Now we need to (1) make remote learning sustainable for students, families and staff and (2) begin planning to help our students successfully transition back to school when that time arrives. To help us achieve these goals, I will share as much information as I can while recognizing the unknowns and things that we still need to figure out. On behalf of the staff and School Board, I want to encourage families to fill out this survey so your voices and experiences can inform the decisions and shape the plans that still need to be made.
Below are some specific steps that we will be taking – or will consider taking – to help improve the remote learning experience for everyone involved and prepare for next year:
Monday, April 13, will be a teacher workshop day and there will be no remote learning classes on that day.
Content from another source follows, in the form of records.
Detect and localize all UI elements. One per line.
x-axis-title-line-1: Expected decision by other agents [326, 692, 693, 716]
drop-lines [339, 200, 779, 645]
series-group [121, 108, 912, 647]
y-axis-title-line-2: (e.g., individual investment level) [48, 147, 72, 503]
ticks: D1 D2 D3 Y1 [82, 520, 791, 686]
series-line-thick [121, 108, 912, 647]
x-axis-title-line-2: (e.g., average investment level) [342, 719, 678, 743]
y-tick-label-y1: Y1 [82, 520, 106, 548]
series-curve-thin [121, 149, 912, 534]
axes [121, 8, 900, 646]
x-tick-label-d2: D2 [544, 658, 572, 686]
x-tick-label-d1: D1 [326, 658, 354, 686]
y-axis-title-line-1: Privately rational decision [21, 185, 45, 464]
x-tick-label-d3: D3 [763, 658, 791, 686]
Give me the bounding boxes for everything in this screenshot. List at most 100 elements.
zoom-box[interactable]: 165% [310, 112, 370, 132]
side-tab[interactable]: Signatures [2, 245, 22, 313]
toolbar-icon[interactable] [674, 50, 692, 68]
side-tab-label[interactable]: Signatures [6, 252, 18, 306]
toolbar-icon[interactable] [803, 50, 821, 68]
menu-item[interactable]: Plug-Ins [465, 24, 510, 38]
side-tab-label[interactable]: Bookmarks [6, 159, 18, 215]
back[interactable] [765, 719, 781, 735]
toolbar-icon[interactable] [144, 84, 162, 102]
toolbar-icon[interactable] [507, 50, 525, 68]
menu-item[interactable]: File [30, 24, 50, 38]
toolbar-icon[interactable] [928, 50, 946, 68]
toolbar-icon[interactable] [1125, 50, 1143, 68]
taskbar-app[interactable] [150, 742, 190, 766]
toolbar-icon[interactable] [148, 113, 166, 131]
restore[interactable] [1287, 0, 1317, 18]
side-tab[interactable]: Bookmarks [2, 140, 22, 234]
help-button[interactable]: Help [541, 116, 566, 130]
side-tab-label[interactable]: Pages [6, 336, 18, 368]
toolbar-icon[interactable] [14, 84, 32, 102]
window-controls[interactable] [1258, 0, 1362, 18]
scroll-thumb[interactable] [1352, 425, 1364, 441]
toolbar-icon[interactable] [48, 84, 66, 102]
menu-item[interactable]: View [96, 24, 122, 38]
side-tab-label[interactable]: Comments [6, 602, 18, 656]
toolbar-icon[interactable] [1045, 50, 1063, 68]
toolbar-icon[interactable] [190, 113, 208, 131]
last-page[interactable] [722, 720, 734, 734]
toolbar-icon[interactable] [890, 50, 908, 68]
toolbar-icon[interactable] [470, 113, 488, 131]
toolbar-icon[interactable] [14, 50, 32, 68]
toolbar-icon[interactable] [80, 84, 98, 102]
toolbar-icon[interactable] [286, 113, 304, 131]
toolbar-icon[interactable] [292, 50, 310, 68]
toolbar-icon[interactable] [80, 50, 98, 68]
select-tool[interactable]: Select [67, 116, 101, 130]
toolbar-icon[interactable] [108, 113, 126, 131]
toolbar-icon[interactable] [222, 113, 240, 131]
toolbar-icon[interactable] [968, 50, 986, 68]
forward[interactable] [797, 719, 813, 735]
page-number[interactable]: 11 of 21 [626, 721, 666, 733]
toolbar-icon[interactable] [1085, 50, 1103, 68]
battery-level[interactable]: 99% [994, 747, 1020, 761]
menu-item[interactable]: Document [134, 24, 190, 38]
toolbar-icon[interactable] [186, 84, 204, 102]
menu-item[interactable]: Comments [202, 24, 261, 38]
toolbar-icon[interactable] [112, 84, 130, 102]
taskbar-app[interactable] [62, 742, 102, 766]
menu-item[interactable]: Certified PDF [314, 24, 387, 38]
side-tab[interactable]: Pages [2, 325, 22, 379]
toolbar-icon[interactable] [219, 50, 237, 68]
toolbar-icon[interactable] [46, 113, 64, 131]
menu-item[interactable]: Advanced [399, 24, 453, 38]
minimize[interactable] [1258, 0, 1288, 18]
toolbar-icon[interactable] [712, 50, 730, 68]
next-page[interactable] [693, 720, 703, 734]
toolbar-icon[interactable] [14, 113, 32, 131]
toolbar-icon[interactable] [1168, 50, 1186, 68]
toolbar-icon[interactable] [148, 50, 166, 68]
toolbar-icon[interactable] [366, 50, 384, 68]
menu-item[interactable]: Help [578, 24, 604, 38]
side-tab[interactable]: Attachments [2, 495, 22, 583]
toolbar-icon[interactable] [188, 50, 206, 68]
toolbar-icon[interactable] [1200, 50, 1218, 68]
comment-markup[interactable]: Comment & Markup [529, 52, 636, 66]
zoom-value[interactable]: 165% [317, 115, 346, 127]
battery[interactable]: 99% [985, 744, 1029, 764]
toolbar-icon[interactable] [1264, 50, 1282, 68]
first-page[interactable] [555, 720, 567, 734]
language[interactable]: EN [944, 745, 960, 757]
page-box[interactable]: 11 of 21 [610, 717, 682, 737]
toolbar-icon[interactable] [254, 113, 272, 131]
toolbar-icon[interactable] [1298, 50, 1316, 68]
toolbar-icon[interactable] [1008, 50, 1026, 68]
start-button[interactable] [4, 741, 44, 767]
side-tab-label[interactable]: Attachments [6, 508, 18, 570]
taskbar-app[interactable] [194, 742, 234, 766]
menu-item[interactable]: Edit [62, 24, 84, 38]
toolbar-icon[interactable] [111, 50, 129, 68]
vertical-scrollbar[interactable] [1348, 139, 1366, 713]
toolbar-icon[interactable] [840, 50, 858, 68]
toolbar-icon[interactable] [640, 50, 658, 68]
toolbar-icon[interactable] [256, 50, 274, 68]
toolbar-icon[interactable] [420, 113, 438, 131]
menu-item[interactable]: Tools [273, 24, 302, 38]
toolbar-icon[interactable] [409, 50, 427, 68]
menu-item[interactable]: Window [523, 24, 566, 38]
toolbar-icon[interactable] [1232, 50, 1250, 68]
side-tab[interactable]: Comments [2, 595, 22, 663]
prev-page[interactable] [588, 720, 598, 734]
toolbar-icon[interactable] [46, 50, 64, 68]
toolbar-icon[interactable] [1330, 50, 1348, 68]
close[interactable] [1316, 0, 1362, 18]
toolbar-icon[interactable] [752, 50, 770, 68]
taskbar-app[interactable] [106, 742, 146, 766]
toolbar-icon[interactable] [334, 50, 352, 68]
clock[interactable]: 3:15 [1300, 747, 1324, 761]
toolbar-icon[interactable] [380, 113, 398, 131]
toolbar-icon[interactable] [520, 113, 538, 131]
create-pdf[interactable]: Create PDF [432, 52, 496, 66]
Teachers will spend the day reviewing the many remote learning resources that are now available, assessing our current distance learning practices, working virtually with their teams, and developing plans for the remainder of the school year. Students can take the day to catch up on any missed work or just step away from screens and get outside!
On Wednesday, April 15, the School Board will meet using Zoom to discuss a 4-day remote learning week with 1 day every week being used for teachers to plan, prep, and engage in professional development. If we choose to go with this model, it could be structured so students have regular remote learning classes Monday through Thursday. On Friday morning, students might check-in with their teachers and Crews and then be free for the rest of the day to catch up on work or get away from screens for awhile. After the Crew meetings, teachers would spend the rest of the day meeting with their teams, preparing for the following week’s lessons, and working to improve the remote learning experience for students and families.
We will probably not be returning to school this year. Given the ongoing pandemic, along with the Governor’s and Commissioner’s recommendations, I do not think we will be returning to school this year. However, before a final decision is made at the Wednesday, April 15 School Board meeting, we want to hear from more families. Please fill out this survey and let us know about your experience with remote learning.
At the April 15 meeting, the School Board will also discuss whether we should end remote learning prior to the official last day of school, Thursday, June 18. We want remote learning to be a positive experience for students, staff, and families that keeps students engaged and learning while providing some structure and routine. We do not want this to be a source of stress and worry for families who are already dealing with so much. Your input on the survey will be very important as we consider how long to continue remote learning.
Even if remote learning ends before the official last day of school in June, we will continue to provide food delivery for all children living in St. George for the remainder of the school year and, if necessary for the wellbeing of our community, throughout the summer as well. If remote learning ends prior to June 18, teachers and school staff will keep working. Staff would spend the majority of their time planning for next year to ensure that we have programs and supports in place to identify and address any gaps in learning. We also recognize the incredible stress that families are currently experiencing and want to have a clear plan to address students’ health and wellness needs (i.e., physical and mental health, social-emotional wellbeing, and food security). However, if we end remote learning before mid-June, teachers have discussed maintaining a connection with students through regular Crew meetings, activities, and check-ins.
We are here for our high school students! The High School Transition Working Group is monitoring the impact of school closures on our students in grades 9-12 and is ready to provide support, assist with communication, and help in any way that we can. For more information, please contact School Social Worker Stephanie Simmons (email@example.com).
We are in this together and - together - we will get through this. I have no doubt of that. Given what I’ve seen from this school and community over the past few weeks, I’m convinced that we’ll come out stronger on the other side. We’ll know that when faced with real adversity, we stood together for our kids, community, and one another. We have a long road ahead, but we will walk it together.
Stay healthy. Stay connected. Stay Dragon Strong.